Stover, Apex’s director of state affairs, said in his address that market design and transmission reforms are compatible. If done right, he said, ERCOT’s transmission planning process “can actually bolster our efforts to increase reliability on the ERCOT system, something every stakeholder wants, including the renewable energy sector.”
“If the transmission projects can deliver new wind, solar, storage and, yes, natural gas paired with something that we don’t talk a lot about, increased efficiency and demand response, we can deliver the same amount of power or more at a lower cost than existing fossil assets or new planned large thermal assets,” Stover said. “We need to move away from our just-in-time regime, which is increasing costs on consumers and unnecessarily straining our power grid and keeps a range of benefits from flowing to consumers.”
“Hogwash!” Barnes, NRG Energy’s senior director of regulatory affairs, bellowed after Stover’s close.
“Transmission planning processes and regulatory reforms that create preference for transmission development fundamentally conflict with the foundational principles of an energy-only market and work to defeat the incentives to retain and attractive dispatchable resources,” Barnes said. “Transmission congestion is a design feature of LMP-based markets, not an excuse to endlessly build more transmission lines. These deliberate pricing differences allow for the competitive market to address transmission bottlenecks through redispatch of generation and, if allowed to persist, through private investment, rather than regulated costs to captive ratepayers.”
The audience judged the debate a draw. Douglas narrowly won election to the Illinois U.S. Senate seat up for grabs after the debates. Two years later, though, Lincoln won the big prize when he defeated Douglas in the 1860 presidential election.

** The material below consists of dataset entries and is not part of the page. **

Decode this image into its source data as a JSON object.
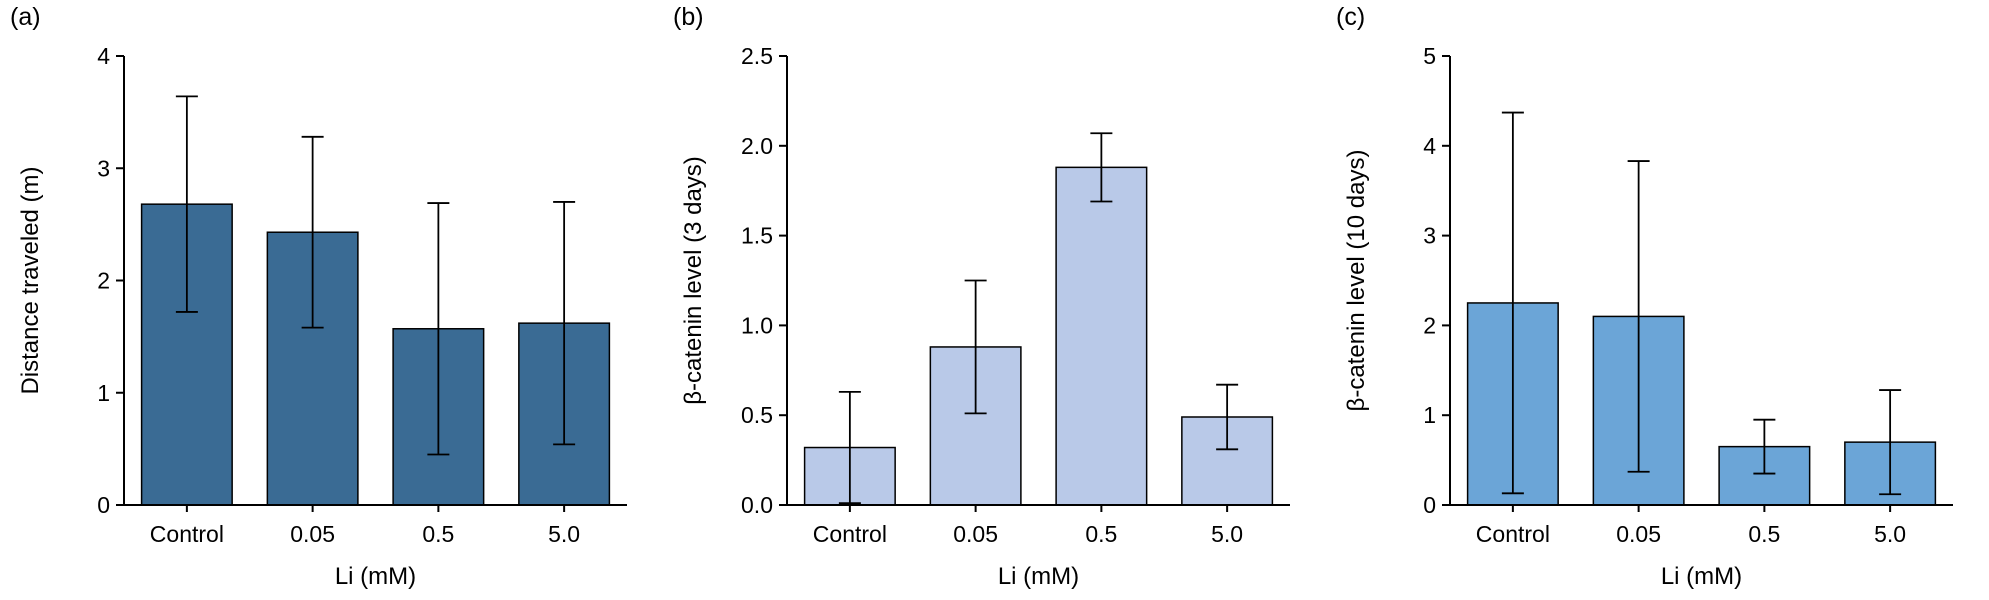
{
  "figure": {
    "background": "#ffffff"
  },
  "style": {
    "axis_color": "#000000",
    "bar_border_color": "#000000",
    "error_bar_color": "#000000"
  },
  "chart_data": [
    {
      "id": "a",
      "panel_label": "(a)",
      "type": "bar",
      "categories": [
        "Control",
        "0.05",
        "0.5",
        "5.0"
      ],
      "values": [
        2.68,
        2.43,
        1.57,
        1.62
      ],
      "errors": [
        0.96,
        0.85,
        1.12,
        1.08
      ],
      "xlabel": "Li (mM)",
      "ylabel": "Distance traveled (m)",
      "ylim": [
        0,
        4
      ],
      "yticks": [
        0,
        1,
        2,
        3,
        4
      ],
      "ytick_decimals": 0,
      "bar_color": "#3a6b94",
      "grid": false,
      "legend": false
    },
    {
      "id": "b",
      "panel_label": "(b)",
      "type": "bar",
      "categories": [
        "Control",
        "0.05",
        "0.5",
        "5.0"
      ],
      "values": [
        0.32,
        0.88,
        1.88,
        0.49
      ],
      "errors": [
        0.31,
        0.37,
        0.19,
        0.18
      ],
      "xlabel": "Li (mM)",
      "ylabel": "β-catenin level (3 days)",
      "ylim": [
        0,
        2.5
      ],
      "yticks": [
        0,
        0.5,
        1.0,
        1.5,
        2.0,
        2.5
      ],
      "ytick_decimals": 1,
      "bar_color": "#b9c9e8",
      "grid": false,
      "legend": false
    },
    {
      "id": "c",
      "panel_label": "(c)",
      "type": "bar",
      "categories": [
        "Control",
        "0.05",
        "0.5",
        "5.0"
      ],
      "values": [
        2.25,
        2.1,
        0.65,
        0.7
      ],
      "errors": [
        2.12,
        1.73,
        0.3,
        0.58
      ],
      "xlabel": "Li (mM)",
      "ylabel": "β-catenin level (10 days)",
      "ylim": [
        0,
        5
      ],
      "yticks": [
        0,
        1,
        2,
        3,
        4,
        5
      ],
      "ytick_decimals": 0,
      "bar_color": "#6ba5d7",
      "grid": false,
      "legend": false
    }
  ]
}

GCPA presented Vistra’s Ian Haley with its emPOWERing Young Professionals Award, as selected by the organization’s board. The award is presented annually to an individual under the age of 40 who has achieved excellence in the power industry, making unique contributions to the success of the electric power market and serving as a role model and leader for others.
Vistra’s senior director of regulatory policy, Haley was described as “an ardent participant in the stakeholder process.” He represents Vistra subsidiary Luminant on TAC and works on several other ERCOT committees, vice chairing the Supply Analysis Working Group.
“I cannot tell you how much I appreciate this,” Haley told the audience. “I'm deeply honored, even though quite a few of you have told me there’s no way I’m under 40. I feel extremely fortunate to work in an industry that I find so interesting and have the opportunity to work with so many people I consider friends.”
“He’s a fellow Tulane graduate,” Vistra CEO Jim Burke said in introducing Haley. “You probably didn’t read that in the bio, but good people come out into Tulane University.”
“Ian has a knack for reaching out across the aisle in the ERCOT stakeholder process and is an adept negotiator,” Ned Bonskowski, Vistra’s vice president of Texas regulatory policy, said in a statement. “Some of his strongest work is when he is forging consensus across disparate stakeholders on contentious issues.”
The award’s nomination criteria includes career progress, industry involvement, leadership development, role model for other young professionals, and expertise, passion and the ability to inspire others.